“They are advocating policies that are going to result in removing the ability of state and counties to manage their own elections,” Blackburn, R-Tenn., told Fox News Tuesday.
“One of the issues we have is the way local election officials have responded to this,” Blackburn explained. “The bill is taking away their ability to run those elections.”
“That is something you take as a very, very serious opportunity because it is your responsibility to be certain those rolls are cleaned up, be certain volunteers and poll workers and properly trained, that everyone knows the rules, and that ballots are counted and resulted and made available, and that it is all done in a transparent manner,” Blackburn said.
She added: “One person, one vote. Every legal vote to be counted. Those are the foundation for our electoral process.”

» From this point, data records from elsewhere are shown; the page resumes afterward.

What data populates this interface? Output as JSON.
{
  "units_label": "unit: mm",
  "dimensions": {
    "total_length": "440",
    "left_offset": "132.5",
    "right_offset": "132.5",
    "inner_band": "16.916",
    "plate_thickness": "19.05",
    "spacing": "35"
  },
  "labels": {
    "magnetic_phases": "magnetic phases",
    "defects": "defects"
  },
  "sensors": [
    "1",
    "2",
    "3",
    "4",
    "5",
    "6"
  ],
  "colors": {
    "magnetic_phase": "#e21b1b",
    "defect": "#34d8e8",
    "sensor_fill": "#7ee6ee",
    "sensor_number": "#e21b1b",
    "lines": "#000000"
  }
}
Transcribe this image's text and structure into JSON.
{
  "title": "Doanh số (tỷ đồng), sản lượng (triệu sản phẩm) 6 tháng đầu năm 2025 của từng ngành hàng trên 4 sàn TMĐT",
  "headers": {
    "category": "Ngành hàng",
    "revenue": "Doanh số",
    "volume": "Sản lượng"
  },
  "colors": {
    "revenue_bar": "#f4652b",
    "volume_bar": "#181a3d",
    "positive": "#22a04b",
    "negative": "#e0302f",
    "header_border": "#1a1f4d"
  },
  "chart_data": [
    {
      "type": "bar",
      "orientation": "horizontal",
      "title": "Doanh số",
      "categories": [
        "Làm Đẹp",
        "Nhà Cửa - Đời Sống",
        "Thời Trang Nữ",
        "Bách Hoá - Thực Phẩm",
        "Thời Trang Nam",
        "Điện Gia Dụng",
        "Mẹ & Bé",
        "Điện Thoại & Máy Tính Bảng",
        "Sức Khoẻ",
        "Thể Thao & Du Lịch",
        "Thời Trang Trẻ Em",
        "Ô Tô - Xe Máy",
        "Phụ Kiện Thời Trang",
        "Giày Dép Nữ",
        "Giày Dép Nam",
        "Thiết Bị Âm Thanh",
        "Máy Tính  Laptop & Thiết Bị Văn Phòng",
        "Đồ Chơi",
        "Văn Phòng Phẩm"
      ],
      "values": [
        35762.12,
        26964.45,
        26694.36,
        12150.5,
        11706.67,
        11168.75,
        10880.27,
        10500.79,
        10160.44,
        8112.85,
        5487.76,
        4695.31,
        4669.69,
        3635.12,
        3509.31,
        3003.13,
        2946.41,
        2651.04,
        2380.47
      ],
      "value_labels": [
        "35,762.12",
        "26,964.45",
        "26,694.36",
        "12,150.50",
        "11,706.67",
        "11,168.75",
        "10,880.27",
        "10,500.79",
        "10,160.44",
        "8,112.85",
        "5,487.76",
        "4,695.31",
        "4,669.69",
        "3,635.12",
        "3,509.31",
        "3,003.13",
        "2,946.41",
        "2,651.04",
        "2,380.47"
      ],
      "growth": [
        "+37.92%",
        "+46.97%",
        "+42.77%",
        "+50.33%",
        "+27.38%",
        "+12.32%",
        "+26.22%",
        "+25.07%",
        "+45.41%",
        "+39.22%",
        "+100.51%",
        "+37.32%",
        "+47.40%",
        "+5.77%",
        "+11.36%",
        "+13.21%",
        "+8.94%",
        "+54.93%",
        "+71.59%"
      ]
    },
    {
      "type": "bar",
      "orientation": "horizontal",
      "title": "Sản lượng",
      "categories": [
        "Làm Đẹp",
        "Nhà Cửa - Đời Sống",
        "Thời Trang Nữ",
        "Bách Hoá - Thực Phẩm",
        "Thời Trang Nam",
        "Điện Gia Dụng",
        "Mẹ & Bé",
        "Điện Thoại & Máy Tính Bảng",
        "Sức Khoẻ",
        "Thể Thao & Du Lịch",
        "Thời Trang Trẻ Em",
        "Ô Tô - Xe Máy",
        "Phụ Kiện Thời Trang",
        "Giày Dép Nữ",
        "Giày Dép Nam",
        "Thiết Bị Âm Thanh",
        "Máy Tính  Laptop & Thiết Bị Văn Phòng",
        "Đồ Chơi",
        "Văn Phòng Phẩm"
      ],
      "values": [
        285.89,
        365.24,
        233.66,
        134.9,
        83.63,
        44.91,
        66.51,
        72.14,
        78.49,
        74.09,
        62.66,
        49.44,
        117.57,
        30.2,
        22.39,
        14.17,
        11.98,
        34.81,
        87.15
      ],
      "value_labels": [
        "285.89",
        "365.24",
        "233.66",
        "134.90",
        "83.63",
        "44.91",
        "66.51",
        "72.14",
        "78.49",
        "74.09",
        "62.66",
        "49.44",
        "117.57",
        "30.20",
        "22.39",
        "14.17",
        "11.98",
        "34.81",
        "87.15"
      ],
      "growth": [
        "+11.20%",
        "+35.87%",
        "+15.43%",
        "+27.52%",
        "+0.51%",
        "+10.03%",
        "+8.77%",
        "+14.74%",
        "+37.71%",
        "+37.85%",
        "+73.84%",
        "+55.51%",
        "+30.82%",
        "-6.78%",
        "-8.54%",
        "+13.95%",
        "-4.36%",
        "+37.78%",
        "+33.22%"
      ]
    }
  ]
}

Blackburn noted that “the more people know about this bill, the less they like it.”
The For the People Act, also known as S.1, is the largest overhaul of U.S. election law in at least a generation and covers many aspects of the voting process, including requiring states to automatically register eligible voters and offer same-day voter registration.
The bill would massively expand the role of the federal government in how states run their elections. It also requires states to offer 15 days of early voting and allows no-excuse absentee balloting, which 14 states would have to implement. The states that already allow it would have to conform to S.1’s standards.
Sen. Joe Manchin, D-W.Va., a moderate Democrat, said over the weekend he would vote against his colleagues on the legislation, calling the measure too partisan.
“It’s the wrong piece of legislation to bring our country together and unite our country, and I’m not supporting that because I think it would divide us more. I don’t want to be in a country that’s divided any further,” Manchin said on “Fox News Sunday.”
Manchin and Sen. Kyrsten Sinema, D-Ariz., another moderate Democrat, are facing pressure to support the voting reform bill.
The House of Representatives passed the House version of the legislation, H.R. 1, in March by a vote of 220 to 210. No Republicans joined with Democrats in approving the sweeping voter rights reform.